Als hij boos of gefrustreerd is, komt dat door hemzelf, niet door Achmed. Achmed kan dit gevoel door zijn gedrag wel bij hem oproepen, maar alleen dan wanneer die gevoelens al sluimerend bij hem aanwezig zijn: hij kan alleen maar oproepen wat er al ligt! Het is niet eerlijk om Achmed de schuld te geven van zijn slechte humeur, boosheid of onzekerheid.
Bart zegt dat Achmed niet goed is in zijn werk en niet hard genoeg werkt. Maar dat is Barts mening. Zijn gevoelens over Achmeds werk zeggen meer over Bart dan over Achmed. Misschien is Bart onzeker over zijn eigen leiderschap of heeft hij te hoge verwachtingen. Wat het ook is, het is zijn probleem, niet Achmeds probleem.
Daar is echter niet alles mee gezegd!
Want ook hier geldt dat het probleem dat Bart ervaart, niet los gezien kan worden van de werknemersrelatie die beiden met elkaar verbindt. Immers Achmed ervaart de vernedering, niet zijn buurman. Het heeft dus ook met hem te maken.
Achmed is op zijn beurt zelf verantwoordelijk voor zijn gevoelens, van angst en vernedering en hoe hij het intimiderende gedrag van Bart ervaart.

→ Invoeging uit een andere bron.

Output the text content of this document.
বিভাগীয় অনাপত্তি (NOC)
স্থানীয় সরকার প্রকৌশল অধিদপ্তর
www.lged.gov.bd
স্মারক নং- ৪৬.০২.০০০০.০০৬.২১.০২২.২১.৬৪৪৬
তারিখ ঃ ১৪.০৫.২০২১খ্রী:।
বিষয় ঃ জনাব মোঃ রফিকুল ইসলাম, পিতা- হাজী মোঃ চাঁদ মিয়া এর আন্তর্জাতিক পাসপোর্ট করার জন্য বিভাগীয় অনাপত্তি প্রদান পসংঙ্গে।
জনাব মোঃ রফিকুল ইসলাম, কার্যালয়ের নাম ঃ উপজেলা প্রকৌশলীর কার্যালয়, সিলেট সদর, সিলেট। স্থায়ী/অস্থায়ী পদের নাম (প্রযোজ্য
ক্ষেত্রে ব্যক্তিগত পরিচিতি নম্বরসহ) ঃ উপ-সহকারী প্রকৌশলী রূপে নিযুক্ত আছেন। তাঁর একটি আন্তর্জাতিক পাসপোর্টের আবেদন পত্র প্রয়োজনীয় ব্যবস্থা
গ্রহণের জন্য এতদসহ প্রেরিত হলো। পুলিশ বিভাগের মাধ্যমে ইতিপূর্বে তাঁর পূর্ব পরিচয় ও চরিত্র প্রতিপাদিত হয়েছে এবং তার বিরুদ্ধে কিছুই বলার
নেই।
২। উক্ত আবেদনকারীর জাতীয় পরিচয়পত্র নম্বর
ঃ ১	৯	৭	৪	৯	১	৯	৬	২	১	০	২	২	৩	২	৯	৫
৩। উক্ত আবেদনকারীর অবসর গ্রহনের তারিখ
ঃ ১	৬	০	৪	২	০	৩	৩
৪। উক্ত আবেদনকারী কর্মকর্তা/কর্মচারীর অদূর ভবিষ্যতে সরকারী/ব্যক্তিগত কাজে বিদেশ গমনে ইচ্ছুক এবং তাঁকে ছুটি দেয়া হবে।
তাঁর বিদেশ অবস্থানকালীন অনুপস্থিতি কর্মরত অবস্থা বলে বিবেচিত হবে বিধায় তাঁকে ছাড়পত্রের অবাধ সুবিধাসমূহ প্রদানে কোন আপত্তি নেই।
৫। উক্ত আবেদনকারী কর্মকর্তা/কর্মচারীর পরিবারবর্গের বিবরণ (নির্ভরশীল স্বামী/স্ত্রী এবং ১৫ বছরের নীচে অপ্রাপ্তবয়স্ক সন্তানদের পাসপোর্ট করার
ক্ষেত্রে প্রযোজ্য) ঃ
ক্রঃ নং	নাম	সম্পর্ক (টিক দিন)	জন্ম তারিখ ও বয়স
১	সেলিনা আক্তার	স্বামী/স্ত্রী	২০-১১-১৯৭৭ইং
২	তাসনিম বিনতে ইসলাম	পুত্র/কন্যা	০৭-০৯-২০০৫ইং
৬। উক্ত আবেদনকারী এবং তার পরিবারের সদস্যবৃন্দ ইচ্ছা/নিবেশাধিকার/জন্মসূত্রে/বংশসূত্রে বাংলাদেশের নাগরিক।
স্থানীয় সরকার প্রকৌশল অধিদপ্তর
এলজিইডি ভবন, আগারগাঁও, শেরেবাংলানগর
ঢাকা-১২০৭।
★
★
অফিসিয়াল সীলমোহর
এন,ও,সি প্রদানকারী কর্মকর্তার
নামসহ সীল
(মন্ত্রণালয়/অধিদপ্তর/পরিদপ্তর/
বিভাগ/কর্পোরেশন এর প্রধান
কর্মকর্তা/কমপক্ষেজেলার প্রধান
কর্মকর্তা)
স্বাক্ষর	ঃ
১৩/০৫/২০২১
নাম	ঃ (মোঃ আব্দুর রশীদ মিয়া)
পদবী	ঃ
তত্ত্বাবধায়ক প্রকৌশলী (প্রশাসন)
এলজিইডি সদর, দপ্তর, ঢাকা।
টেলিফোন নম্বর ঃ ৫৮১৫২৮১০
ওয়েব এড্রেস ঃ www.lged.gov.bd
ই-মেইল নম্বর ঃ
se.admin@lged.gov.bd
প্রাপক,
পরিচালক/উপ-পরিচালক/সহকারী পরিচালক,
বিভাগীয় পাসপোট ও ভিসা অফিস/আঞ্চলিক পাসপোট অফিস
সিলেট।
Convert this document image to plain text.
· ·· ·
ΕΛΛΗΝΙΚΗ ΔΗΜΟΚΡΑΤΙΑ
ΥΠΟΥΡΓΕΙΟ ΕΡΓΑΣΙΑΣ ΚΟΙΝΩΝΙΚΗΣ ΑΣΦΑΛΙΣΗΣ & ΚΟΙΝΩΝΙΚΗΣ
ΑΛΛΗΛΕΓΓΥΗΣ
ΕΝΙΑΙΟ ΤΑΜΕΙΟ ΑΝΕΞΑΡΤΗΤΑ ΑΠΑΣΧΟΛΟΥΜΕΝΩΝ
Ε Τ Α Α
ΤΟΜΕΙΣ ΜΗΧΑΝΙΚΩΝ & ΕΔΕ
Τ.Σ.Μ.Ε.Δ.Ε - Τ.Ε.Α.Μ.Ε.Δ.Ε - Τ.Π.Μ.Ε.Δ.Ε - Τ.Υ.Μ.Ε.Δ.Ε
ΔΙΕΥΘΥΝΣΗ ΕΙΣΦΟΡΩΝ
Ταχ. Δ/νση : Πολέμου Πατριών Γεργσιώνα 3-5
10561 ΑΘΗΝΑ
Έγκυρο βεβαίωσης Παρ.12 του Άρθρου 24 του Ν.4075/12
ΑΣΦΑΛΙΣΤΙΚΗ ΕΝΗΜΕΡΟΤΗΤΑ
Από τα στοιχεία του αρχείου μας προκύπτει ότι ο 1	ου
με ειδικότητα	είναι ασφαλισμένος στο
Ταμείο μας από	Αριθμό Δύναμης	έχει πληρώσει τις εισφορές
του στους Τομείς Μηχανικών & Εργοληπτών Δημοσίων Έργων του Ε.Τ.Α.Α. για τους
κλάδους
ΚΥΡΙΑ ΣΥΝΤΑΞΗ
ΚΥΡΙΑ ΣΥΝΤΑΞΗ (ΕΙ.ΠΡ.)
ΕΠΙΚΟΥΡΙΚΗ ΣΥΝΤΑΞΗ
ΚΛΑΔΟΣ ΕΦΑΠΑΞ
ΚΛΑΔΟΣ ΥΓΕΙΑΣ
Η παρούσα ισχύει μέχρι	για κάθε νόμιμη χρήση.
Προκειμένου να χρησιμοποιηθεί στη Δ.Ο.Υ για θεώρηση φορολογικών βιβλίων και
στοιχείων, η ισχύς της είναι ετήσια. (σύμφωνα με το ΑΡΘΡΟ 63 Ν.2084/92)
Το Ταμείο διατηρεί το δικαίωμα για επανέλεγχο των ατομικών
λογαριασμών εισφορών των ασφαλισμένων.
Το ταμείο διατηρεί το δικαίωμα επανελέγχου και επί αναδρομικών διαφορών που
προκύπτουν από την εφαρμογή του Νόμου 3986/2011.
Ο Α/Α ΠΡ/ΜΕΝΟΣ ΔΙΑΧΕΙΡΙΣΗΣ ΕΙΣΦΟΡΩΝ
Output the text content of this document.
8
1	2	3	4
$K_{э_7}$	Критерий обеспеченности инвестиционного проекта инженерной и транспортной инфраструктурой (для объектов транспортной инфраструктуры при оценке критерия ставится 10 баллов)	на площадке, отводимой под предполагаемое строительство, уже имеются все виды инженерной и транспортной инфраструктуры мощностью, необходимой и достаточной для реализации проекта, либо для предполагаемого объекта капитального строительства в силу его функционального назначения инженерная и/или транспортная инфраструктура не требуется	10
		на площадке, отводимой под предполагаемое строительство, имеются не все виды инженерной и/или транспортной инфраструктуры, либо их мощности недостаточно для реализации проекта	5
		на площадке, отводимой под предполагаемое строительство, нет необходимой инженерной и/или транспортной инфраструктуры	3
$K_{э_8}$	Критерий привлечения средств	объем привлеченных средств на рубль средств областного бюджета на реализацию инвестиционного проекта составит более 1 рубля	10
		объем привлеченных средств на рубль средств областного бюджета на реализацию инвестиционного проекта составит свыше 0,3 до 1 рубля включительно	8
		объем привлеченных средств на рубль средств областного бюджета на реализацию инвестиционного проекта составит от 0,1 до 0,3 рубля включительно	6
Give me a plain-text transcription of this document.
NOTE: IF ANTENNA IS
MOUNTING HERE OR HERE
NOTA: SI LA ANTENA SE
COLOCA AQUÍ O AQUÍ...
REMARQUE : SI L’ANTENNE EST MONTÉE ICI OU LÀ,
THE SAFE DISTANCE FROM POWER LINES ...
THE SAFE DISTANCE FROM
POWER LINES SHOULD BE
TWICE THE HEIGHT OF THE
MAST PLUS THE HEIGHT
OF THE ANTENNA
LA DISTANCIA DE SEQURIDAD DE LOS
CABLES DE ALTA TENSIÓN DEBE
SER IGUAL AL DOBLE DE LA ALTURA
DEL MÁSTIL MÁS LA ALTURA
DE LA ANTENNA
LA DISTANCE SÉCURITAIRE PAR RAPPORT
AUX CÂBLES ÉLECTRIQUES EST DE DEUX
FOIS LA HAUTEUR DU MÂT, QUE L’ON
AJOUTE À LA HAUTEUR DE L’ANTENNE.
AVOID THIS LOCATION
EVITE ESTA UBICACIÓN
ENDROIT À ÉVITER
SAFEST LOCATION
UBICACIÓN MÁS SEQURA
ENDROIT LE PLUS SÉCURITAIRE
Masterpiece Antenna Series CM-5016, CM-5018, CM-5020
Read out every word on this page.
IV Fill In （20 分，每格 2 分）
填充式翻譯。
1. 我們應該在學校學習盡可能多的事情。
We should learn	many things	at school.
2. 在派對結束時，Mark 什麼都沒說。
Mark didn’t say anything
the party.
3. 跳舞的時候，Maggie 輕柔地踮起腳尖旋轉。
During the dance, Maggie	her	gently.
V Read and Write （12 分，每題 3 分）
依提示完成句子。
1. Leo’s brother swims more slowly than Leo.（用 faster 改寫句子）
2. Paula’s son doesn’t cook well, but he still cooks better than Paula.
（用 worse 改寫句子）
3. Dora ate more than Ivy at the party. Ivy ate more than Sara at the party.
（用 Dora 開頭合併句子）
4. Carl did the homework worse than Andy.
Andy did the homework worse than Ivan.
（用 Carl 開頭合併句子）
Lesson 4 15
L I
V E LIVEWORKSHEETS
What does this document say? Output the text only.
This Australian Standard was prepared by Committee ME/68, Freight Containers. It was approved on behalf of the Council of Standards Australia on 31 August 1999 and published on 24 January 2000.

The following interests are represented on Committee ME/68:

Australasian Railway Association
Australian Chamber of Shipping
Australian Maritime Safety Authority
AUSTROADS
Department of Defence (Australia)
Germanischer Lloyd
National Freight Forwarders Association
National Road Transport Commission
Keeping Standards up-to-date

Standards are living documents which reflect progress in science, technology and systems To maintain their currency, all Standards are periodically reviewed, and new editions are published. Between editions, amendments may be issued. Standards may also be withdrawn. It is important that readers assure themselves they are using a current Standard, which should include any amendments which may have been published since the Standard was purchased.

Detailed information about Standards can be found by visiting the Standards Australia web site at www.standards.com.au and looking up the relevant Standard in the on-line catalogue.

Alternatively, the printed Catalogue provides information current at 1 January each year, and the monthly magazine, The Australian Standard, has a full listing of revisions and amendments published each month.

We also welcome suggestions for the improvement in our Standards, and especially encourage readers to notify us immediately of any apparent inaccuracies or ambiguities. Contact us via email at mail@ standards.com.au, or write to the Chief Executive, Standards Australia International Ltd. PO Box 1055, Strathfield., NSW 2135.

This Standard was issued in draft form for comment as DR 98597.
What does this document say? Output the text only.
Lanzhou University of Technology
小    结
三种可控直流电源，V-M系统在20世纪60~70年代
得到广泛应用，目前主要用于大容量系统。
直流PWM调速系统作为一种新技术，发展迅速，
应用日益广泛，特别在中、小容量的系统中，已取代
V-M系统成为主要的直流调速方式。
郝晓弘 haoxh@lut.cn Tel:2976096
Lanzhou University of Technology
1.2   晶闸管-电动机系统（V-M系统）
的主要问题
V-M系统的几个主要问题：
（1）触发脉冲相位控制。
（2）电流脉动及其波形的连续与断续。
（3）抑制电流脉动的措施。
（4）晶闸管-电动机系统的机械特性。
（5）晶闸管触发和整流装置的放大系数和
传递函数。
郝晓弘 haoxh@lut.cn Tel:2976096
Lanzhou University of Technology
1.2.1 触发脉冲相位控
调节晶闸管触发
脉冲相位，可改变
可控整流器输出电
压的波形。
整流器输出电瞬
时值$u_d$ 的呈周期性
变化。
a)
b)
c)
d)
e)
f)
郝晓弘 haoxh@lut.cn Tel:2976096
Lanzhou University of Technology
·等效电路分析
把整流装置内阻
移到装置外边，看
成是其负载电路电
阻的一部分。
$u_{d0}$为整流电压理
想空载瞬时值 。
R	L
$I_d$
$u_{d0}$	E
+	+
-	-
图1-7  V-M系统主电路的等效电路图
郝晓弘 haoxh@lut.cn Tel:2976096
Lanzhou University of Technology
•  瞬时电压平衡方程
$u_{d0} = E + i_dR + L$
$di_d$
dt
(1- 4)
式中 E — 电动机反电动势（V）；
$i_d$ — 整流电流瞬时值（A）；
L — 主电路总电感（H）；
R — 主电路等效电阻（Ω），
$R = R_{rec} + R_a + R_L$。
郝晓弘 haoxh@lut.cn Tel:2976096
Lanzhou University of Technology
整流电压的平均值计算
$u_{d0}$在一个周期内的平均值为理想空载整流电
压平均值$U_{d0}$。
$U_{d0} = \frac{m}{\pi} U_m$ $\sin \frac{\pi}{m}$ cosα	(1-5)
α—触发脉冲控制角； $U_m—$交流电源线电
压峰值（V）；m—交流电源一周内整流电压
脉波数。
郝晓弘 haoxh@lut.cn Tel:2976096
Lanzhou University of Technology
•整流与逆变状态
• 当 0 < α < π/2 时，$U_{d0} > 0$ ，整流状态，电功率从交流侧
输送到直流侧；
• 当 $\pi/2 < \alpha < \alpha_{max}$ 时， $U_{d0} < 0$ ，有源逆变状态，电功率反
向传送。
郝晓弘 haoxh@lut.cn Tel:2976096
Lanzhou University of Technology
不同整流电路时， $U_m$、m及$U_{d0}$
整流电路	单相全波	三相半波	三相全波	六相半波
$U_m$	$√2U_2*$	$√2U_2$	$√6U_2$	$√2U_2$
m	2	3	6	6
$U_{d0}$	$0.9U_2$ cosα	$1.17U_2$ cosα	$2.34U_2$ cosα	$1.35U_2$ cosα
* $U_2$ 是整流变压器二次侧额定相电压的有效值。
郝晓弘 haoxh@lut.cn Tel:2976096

Hij vraagt zichzelf dan ook wel eens af hoe hij het komt dat hij voortdurend zo vernederend behandeld wordt en niet een andere naaste collega.
Je kunt niet niet-beïnvloeden, er is altijd invloed; een monument in het leven.
Hoe kan Bart als beschuldigde tot inzicht komen?
Je zou tegen Bart kunnen zeggen:
- “Bart, ik zie dat je vaak boos bent als je tegen Achmed praat. Kun je me vertellen wat er precies gebeurt bij jou van binnen als je zo reageert?” (Dit helpt Bart om naar zijn eigen gevoelens te kijken.)
- “Je zegt dat Achmed niet deskundig genoeg is. Heb je hem al duidelijk gemaakt wat je precies van hem verwacht? En heb je hem de kans gegeven om te leren en te groeien?” (Dit laat zien dat Bart misschien niet eerlijk is in zijn beschuldigingen.)
- “Het is jouw verantwoordelijkheid als chef om een goede en veilige werkomgeving te creëren voor iedereen. Hoe denk je dat Achmed zich voelt als jij hem steeds vernedert?” (Dit wijst Bart op de gevolgen van zijn gedrag.)
- “Je bent de baas, maar dat geeft je niet het recht om intimiderend te zijn. Je kunt je mening geven zonder iemand kleiner te maken.” (Dit benadrukt dat macht geen excuus is voor slecht gedrag.)
Bart kan leren omgaan met zijn boosheid door te accepteren dat deze gevoelens van hem zijn en dat hij zich hiervoor verantwoordelijk is.
Het is belangrijk dat Bart inziet dat zijn gedrag niet acceptabel is en dat hij zelf de stappen moet zetten om zijn houding te veranderen. Hij moet willen leren dat hij verantwoordelijk is voor zijn eigen boosheid en dat hij die niet intimiderend op Achmed mag afschuiven.